In our article on whether or not we all have a dark side, we used a humorous example of those who become violently angry because someone forgot to flush the toilet. This may have seemed funny, but it is also an issue worth confronting. The question becomes whether or not we can confront things in a healthy manner. If our anger gets the best of us, then we cannot proclaim to have control over our emotions. Losing control is a bad way to stand up for ourselves. Instead, we must accept that other people have flaws, as do we. If we feel that their flaws are getting in the way of our quality of life, we must address this. At the same time, we must learn to do this respectfully.
We will always be surprised at how far respect can get us when standing up for ourselves. When director Kevin Smith learned that one of his films was being protested by Westboro Baptist Church, he took an unusual tact. Instead of fighting the protest, he decided to work with them. He gave them free tickets to his film, so that they would at least know what they were protesting. They did not change their minds about his work, but they at least resigned to sit through the film respectfully. Even when they decided to walk out in the middle of it, they were respectful and apologetic in doing so. He convinced a group known for their strident views to be respectful, primarily because he respected them in return. This is the best way to stand up for ourselves. It is a matter of honey versus vinegar. Honey almost always wins.
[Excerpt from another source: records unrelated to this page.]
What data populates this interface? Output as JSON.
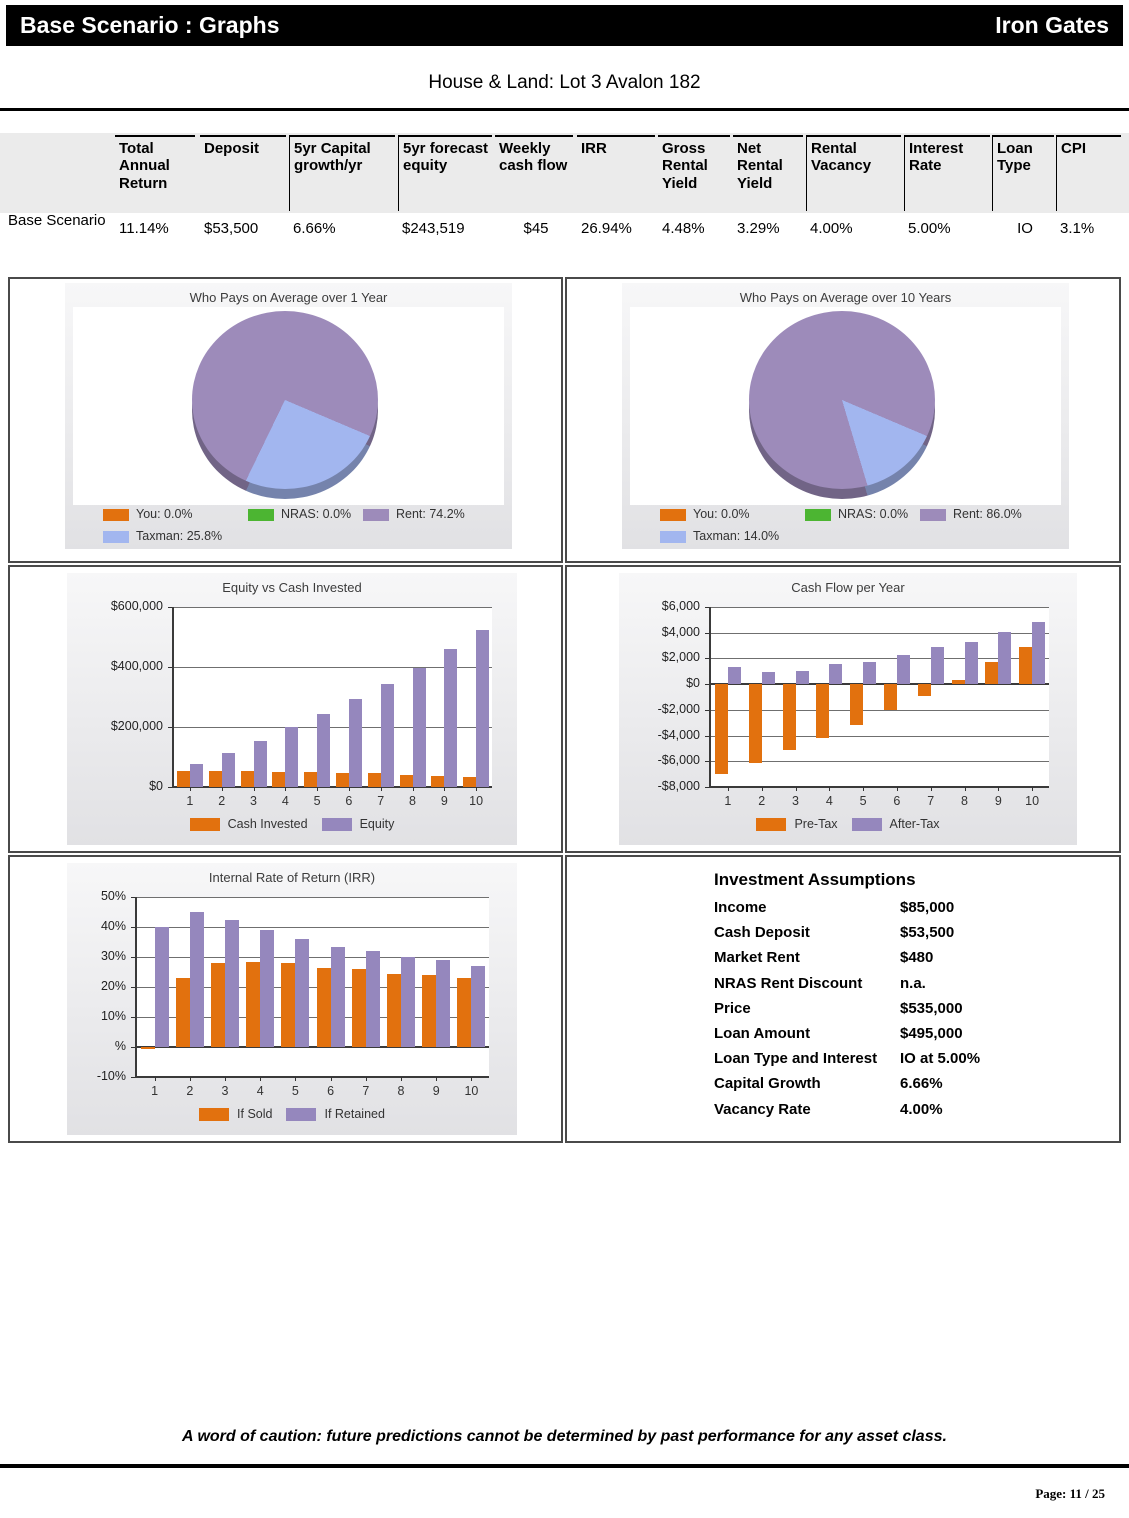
{
  "header": {
    "title": "Base Scenario : Graphs",
    "brand": "Iron Gates"
  },
  "page_title": "House & Land: Lot 3 Avalon 182",
  "scenario_table": {
    "row_label": "Base Scenario",
    "columns": [
      {
        "label": "Total Annual Return",
        "value": "11.14%"
      },
      {
        "label": "Deposit",
        "value": "$53,500"
      },
      {
        "label": "5yr Capital growth/yr",
        "value": "6.66%"
      },
      {
        "label": "5yr forecast equity",
        "value": "$243,519"
      },
      {
        "label": "Weekly cash flow",
        "value": "$45"
      },
      {
        "label": "IRR",
        "value": "26.94%"
      },
      {
        "label": "Gross Rental Yield",
        "value": "4.48%"
      },
      {
        "label": "Net Rental Yield",
        "value": "3.29%"
      },
      {
        "label": "Rental Vacancy",
        "value": "4.00%"
      },
      {
        "label": "Interest Rate",
        "value": "5.00%"
      },
      {
        "label": "Loan Type",
        "value": "IO"
      },
      {
        "label": "CPI",
        "value": "3.1%"
      }
    ]
  },
  "colors": {
    "orange": "#E2710E",
    "green": "#4CB532",
    "purple": "#9587BD",
    "pie_purple": "#9D8BBA",
    "blue": "#A2B6EF",
    "box_border": "#4a4a4a",
    "gridline": "#6f6f6f",
    "axis": "#333333"
  },
  "chart_data": [
    {
      "id": "pie-1yr",
      "type": "pie",
      "title": "Who Pays on Average over 1 Year",
      "slices": [
        {
          "label": "You",
          "pct": 0.0,
          "color": "#E2710E",
          "display": "You: 0.0%"
        },
        {
          "label": "NRAS",
          "pct": 0.0,
          "color": "#4CB532",
          "display": "NRAS: 0.0%"
        },
        {
          "label": "Rent",
          "pct": 74.2,
          "color": "#9D8BBA",
          "display": "Rent: 74.2%"
        },
        {
          "label": "Taxman",
          "pct": 25.8,
          "color": "#A2B6EF",
          "display": "Taxman: 25.8%"
        }
      ]
    },
    {
      "id": "pie-10yr",
      "type": "pie",
      "title": "Who Pays on Average over 10 Years",
      "slices": [
        {
          "label": "You",
          "pct": 0.0,
          "color": "#E2710E",
          "display": "You: 0.0%"
        },
        {
          "label": "NRAS",
          "pct": 0.0,
          "color": "#4CB532",
          "display": "NRAS: 0.0%"
        },
        {
          "label": "Rent",
          "pct": 86.0,
          "color": "#9D8BBA",
          "display": "Rent: 86.0%"
        },
        {
          "label": "Taxman",
          "pct": 14.0,
          "color": "#A2B6EF",
          "display": "Taxman: 14.0%"
        }
      ]
    },
    {
      "id": "equity",
      "type": "bar",
      "title": "Equity vs Cash Invested",
      "categories": [
        "1",
        "2",
        "3",
        "4",
        "5",
        "6",
        "7",
        "8",
        "9",
        "10"
      ],
      "series": [
        {
          "name": "Cash Invested",
          "color": "#E2710E",
          "values": [
            53500,
            54000,
            53500,
            51500,
            50500,
            47500,
            46500,
            41000,
            37000,
            33000
          ]
        },
        {
          "name": "Equity",
          "color": "#9587BD",
          "values": [
            78000,
            115000,
            152000,
            200000,
            243519,
            295000,
            345000,
            398000,
            460000,
            525000
          ]
        }
      ],
      "ylim": [
        0,
        600000
      ],
      "yticks": [
        {
          "value": 600000,
          "label": "$600,000"
        },
        {
          "value": 400000,
          "label": "$400,000"
        },
        {
          "value": 200000,
          "label": "$200,000"
        },
        {
          "value": 0,
          "label": "$0"
        }
      ]
    },
    {
      "id": "cashflow",
      "type": "bar",
      "title": "Cash Flow per Year",
      "categories": [
        "1",
        "2",
        "3",
        "4",
        "5",
        "6",
        "7",
        "8",
        "9",
        "10"
      ],
      "series": [
        {
          "name": "Pre-Tax",
          "color": "#E2710E",
          "values": [
            -7000,
            -6100,
            -5100,
            -4200,
            -3200,
            -2050,
            -900,
            300,
            1700,
            2900
          ]
        },
        {
          "name": "After-Tax",
          "color": "#9587BD",
          "values": [
            1300,
            950,
            1050,
            1550,
            1750,
            2250,
            2900,
            3300,
            4050,
            4800
          ]
        }
      ],
      "ylim": [
        -8000,
        6000
      ],
      "yticks": [
        {
          "value": 6000,
          "label": "$6,000"
        },
        {
          "value": 4000,
          "label": "$4,000"
        },
        {
          "value": 2000,
          "label": "$2,000"
        },
        {
          "value": 0,
          "label": "$0"
        },
        {
          "value": -2000,
          "label": "-$2,000"
        },
        {
          "value": -4000,
          "label": "-$4,000"
        },
        {
          "value": -6000,
          "label": "-$6,000"
        },
        {
          "value": -8000,
          "label": "-$8,000"
        }
      ]
    },
    {
      "id": "irr",
      "type": "bar",
      "title": "Internal Rate of Return (IRR)",
      "categories": [
        "1",
        "2",
        "3",
        "4",
        "5",
        "6",
        "7",
        "8",
        "9",
        "10"
      ],
      "series": [
        {
          "name": "If Sold",
          "color": "#E2710E",
          "values": [
            -0.5,
            23,
            28,
            28.5,
            28,
            26.5,
            26,
            24.5,
            24,
            23
          ]
        },
        {
          "name": "If Retained",
          "color": "#9587BD",
          "values": [
            40,
            45,
            42.5,
            39,
            36,
            33.5,
            32,
            30,
            29,
            27
          ]
        }
      ],
      "ylim": [
        -10,
        50
      ],
      "yticks": [
        {
          "value": 50,
          "label": "50%"
        },
        {
          "value": 40,
          "label": "40%"
        },
        {
          "value": 30,
          "label": "30%"
        },
        {
          "value": 20,
          "label": "20%"
        },
        {
          "value": 10,
          "label": "10%"
        },
        {
          "value": 0,
          "label": "%"
        },
        {
          "value": -10,
          "label": "-10%"
        }
      ]
    }
  ],
  "assumptions": {
    "title": "Investment Assumptions",
    "rows": [
      {
        "label": "Income",
        "value": "$85,000"
      },
      {
        "label": "Cash Deposit",
        "value": "$53,500"
      },
      {
        "label": "Market Rent",
        "value": "$480"
      },
      {
        "label": "NRAS Rent Discount",
        "value": "n.a."
      },
      {
        "label": "Price",
        "value": "$535,000"
      },
      {
        "label": "Loan Amount",
        "value": "$495,000"
      },
      {
        "label": "Loan Type and Interest",
        "value": "IO at 5.00%"
      },
      {
        "label": "Capital Growth",
        "value": "6.66%"
      },
      {
        "label": "Vacancy Rate",
        "value": "4.00%"
      }
    ]
  },
  "footer": {
    "caution": "A word of caution: future predictions cannot be determined by past performance for any asset class.",
    "page_label": "Page: 11 / 25"
  }
}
Learning to Stand Up for Ourselves in Treatment
When we enter addiction treatment, we meet many addicts and alcoholics who do not share our views. Some may respond by convincing ourselves that we are better than our fellow addicts. This leads our personalities to clash. We must then decide whether or not we are truly standing up for ourselves or simply acting out of belligerence. For those of us who are new to recovery, it can be hard to tell the difference.
Over time, however, it will become easier. Through individual and group therapy, we will learn more about our triggers. Not just the triggers that lead us to substance abuse, but those which lead us to anger as well. These are just as important, for emotional disturbance often paves a pathway toward relapse. If we can learn to stand up for ourselves without succumbing to rage and pettiness, then we can ultimately learn to avoid emotional disturbance. This is something which must be accomplished if we wish to remain sober.
What we are saying is that, as with all things in sobriety, there is a need for balance. Yes, we must stand up for ourselves. But we must also learn the value of empathy. We must learn to see that those who offend us, whether intentionally or not, are suffering from their own spiritual ills. We must also learn that we are not always right. Learning to tell the difference between the times in which we must stand up for ourselves and those in which we must accept that we are wrong is a difficult task.
These are things that we learn through our interactions in treatment. We can also learn them in sober living facilities, in which we must continue our sobriety while sharing a close living space with other people of differing beliefs. Nonetheless, we must learn them for the sake of our own sanity. For more information on the social aspects of recovery, contact Amethyst to learn more about our programs. In the meantime, simply try and remember that the need to stand up for ourselves is vital. But only as vital as the need to develop a sense of understanding with others. One without the other is incomplete.